For instance, 25 Kent — the area’s first major office construction project in nearly half a century, completed in 2019 and designed by HWKN and Gensler — joins together two eight-storey red brick structures. Earlier this year, streetwear boutique Kith set up shop in one of the building’s ground-floor retail spaces.
Founded by Queens footwear industry veteran Ronnie Fieg, the shoe and apparel retailer is known for its curated selection and much-hyped sneaker collaborations. While it now operates outposts everywhere from Miami to Milan, Kith opened its first location in Brooklyn back in 2011, near the then-under-construction Barclays Centre. Like many of Kith’s subsequent locations, that original store is a sleek, futuristic fusion of glossy white tile and shiny metal. But Kith’s Williamsburg follow-up — designed by Feig with Kith’s in-house team — takes a slightly different approach, paying tribute to Williamsburg’s character in a setting that puts a refined spin on raw industrial materials.

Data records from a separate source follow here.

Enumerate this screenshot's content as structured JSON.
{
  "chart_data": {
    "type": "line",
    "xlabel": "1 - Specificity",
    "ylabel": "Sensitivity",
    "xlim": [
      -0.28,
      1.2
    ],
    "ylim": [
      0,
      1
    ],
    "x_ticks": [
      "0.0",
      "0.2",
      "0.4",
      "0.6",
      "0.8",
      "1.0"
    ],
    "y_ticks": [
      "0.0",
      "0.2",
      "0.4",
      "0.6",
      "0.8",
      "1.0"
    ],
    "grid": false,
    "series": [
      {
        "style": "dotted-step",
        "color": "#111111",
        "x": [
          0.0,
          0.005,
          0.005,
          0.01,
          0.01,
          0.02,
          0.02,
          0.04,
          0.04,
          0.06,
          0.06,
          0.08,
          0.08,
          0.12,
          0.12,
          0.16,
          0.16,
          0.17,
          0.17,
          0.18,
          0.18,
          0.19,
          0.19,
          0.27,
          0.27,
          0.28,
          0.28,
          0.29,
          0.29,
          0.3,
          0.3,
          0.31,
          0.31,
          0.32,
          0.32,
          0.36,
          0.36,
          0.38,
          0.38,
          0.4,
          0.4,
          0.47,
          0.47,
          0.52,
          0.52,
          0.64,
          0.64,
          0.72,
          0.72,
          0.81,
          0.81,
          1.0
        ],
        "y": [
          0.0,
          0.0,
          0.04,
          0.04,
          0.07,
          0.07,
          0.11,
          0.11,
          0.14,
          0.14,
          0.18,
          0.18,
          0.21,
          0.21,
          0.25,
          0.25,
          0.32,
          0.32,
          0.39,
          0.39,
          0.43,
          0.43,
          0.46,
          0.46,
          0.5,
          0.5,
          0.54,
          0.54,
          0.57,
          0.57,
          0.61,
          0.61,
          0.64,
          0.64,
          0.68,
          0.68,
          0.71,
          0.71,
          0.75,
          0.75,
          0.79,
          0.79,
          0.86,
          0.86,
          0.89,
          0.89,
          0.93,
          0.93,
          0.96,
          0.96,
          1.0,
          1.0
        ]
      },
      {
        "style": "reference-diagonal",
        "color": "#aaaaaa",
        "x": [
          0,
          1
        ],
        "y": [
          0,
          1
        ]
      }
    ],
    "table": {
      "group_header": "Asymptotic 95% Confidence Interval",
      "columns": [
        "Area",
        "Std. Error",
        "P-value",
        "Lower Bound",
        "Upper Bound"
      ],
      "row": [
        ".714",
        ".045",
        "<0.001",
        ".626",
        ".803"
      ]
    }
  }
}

Matching the structural brickwork of 25 Kent (which also contains Kith’s corporate headquarters) and its historic red-brick neighbours, the store’s double-height space is anchored by a brick-clad rotunda featuring four arched cutouts. Two of these voids are filled in with transparent sneaker displays, while the other two serve as open doorways. All four arches feature a thick metal band that acts as a buffer between the structure’s dark brick exterior and its light wood lining.
Within the store’s inner sneaker sanctum, three stacked ring lights highlight the domed ceiling’s impressive woodwork. Or, for those more interested in admiring the latest drop of Nikes or Salomons, white oak benches — one of them bordering a matching wood column — and a couple of mirrors are ready to assist with try-ons.
Back outside the dome, several clothing racks bring another hit of white oak. These curved displays wrap around the circular edges of Kith’s sunken display floor, sectioned off from the store’s outer ramp walkway by a wall of metallic fins. Overhead, a ring of linear pendant lights extend outwards towards the shop’s glass facade, which provides natural light for a few small pockets of indoor greenery.
The rest of the store favours a minimalist combination of concrete and stainless steel. One notable exception is Kith Treats, an ice cream counter that lets customers top their soft serve with their choice of cereal. To match the extravagance of the treats on offer, this entire corner is clad in Rosa Aurora marble.
In streetwear culture, the expression “bricking a fit” is sometimes used to describe someone who has attempted but failed to execute a stylish outfit. But when the brickwork is this good, anyone would be lucky to have their fit measure up.
Inspired by the industrial spirit of its neighbourhood, Kith arranges its second Brooklyn location around a red-brick rotunda.